/nmlpg

Primary LanguageHTML

NMLPG Reading Group

Repository of example code, notebooks, data, etc. for the NMLPG "reading group" at Narrative Science.

Getting started

Dependencies

We assume you're running Python 3.6+. requirements.txt has most of the dependencies you'll need to run any code you find here. Just do the usual:

pip install -r requirements.txt

One extra piece of setup is to install any spacy models you'll need. Since we'll be working with word vectors, I would go ahead and install the one with the most extensive vector information:

python -m spacy download en_core_web_lg

This downloads the model to disk and is a one-time operation. You'll then be able to set up a Spacy parser by running:

import spacy
nlp = spacy.load('en_core_web_lg')

See here for more details on spacy models.

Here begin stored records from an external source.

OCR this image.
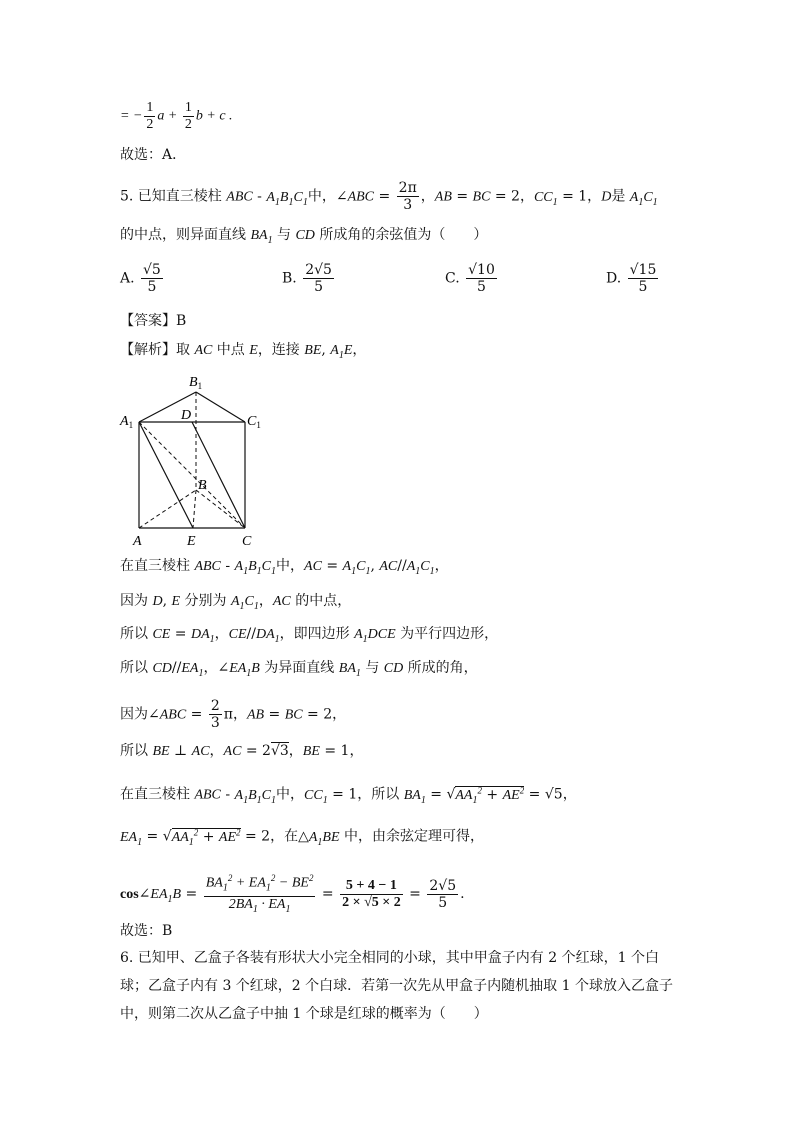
= − $\frac{1}{2}$ $a + \frac{1}{2}$ b + c .
故选：A．
5. 已知直三棱柱 ABC - $A_1B_1C_1$中，∠ABC = $\frac{2\pi}{3}$ ，AB = BC = 2，$CC_1 = 1$，D是 $A_1C_1$
的中点，则异面直线 $BA_1$ 与 CD 所成角的余弦值为（　　）
A. $\frac{√5}{5}$	B. $\frac{2√5}{5}$	C. $\frac{√10}{5}$	D. $\frac{√15}{5}$
【答案】B
【解析】取 AC 中点 E，连接 BE, $A_1E$，
$B_1$
$A_1$	$C_1$
D
B
A	E	C
在直三棱柱 ABC - $A_1B_1C_1$中，AC = $A_1C_1$, $AC//A_1C_1$，
因为 D, E 分别为 $A_1C_1$，AC 的中点，
所以 CE = $DA_1$，$CE//DA_1$，即四边形 $A_1DCE$ 为平行四边形，
所以 $CD//EA_1$，$\angle EA_1B$ 为异面直线 $BA_1$ 与 CD 所成的角，
因为∠ABC = $\frac{2}{3}$ π，AB = BC = 2，
所以 BE ⊥ AC，AC = 2√3，BE = 1，
在直三棱柱 ABC - $A_1B_1C_1$中，$CC_1 = 1$，所以 $BA_1 = √AA_1^2 + AE^2 = √5$，
$EA_1 = √AA_1^2 + AE^2 = 2$，在$\triangle A_1BE$ 中，由余弦定理可得，
$\cos\angle EA_1B = \frac{BA_1^2 + EA_1^2 - BE^2}{2BA_1 \cdot EA_1} = \frac{5 + 4 - 1}{2 \times √5 \times 2} = \frac{2√5}{5}$ .
故选：B
6. 已知甲、乙盒子各装有形状大小完全相同的小球，其中甲盒子内有 2 个红球，1 个白
球；乙盒子内有 3 个红球，2 个白球．若第一次先从甲盒子内随机抽取 1 个球放入乙盒子
中，则第二次从乙盒子中抽 1 个球是红球的概率为（　　）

If you want to run LargeVis, you'll have to install and run that separately in a Python 2 environment following the instructions here. Specific examples in the relavant notebook(s) folder explain the details.

Running notebooks

To run the notebook files, just navigate to the notebooks directory and run jupyter notebook from the command line. This will open the Jupyter UI in your default web browser, and you should be able to access any of the notebooks from there.

Datasets

Amazon review data

Thanks to Julian McAuley for sharing this data. From the dataset homepage:

This dataset contains product reviews and metadata from Amazon, including 142.8 million reviews spanning May 1996 - July 2014...includes reviews (ratings, text, helpfulness votes), product metadata (descriptions, category information, price, brand, and image features), and links (also viewed/also bought graphs).

See the "Introduction to Amazon review data" for an overview of the data format and how we're working with it.